This week, an Iranian indie rock band made history. Hypernova is the first Iranian band to emerge from the underground rock scene in Tehran. It's signed to an American record label, and released an album in the U.S. NPR's Shereen Meraji spoke with Hypernova's frontman, Raam, about the new release.

SHEREEN MERAJI: I met Raam in 2007, when Hypernova first landed in the U.S. I profiled them for NPR, because what doesn't scream story more than a rock band from the Islamic Republic of Iran, where it's illegal to rock?

(SOUNDBITE OF SONG)

HYPERNOVA: (Singing) Living life in the heart of Iran. We had a dream of becoming one...

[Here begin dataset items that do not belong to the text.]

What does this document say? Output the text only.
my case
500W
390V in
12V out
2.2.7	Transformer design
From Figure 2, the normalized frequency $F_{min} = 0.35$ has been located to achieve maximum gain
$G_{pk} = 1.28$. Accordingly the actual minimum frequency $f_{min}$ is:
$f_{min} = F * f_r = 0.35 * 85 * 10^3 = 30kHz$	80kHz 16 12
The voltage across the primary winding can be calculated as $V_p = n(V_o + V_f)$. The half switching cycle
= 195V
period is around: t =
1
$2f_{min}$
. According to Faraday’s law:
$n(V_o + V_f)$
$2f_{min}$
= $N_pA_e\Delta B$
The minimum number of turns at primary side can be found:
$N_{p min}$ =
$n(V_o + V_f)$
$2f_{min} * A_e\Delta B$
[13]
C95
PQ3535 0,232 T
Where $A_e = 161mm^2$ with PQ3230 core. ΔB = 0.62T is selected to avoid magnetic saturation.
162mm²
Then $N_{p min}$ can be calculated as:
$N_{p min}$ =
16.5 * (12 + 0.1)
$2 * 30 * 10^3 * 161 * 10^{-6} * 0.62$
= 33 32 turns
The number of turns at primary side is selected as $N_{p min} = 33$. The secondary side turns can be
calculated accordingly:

MERAJI: He insisted we talk on top of a super tall, rusty water tower on the roof of his artists' loft.

RAAM: I'm doing probably the most dangerous interview I've ever done before. How we're going to get back down is still a mystery.

MERAJI: He formed a rock band in a country where you can literally get lashed for playing Western music, but he got sick of jamming in his Tehran basement. On a whim, Hypernova tried for the 2007 South by Southwest music festival and some real exposure. The musicians got in but didn't get their visas in time to make South by Southwest. But they came to the U.S. anyway.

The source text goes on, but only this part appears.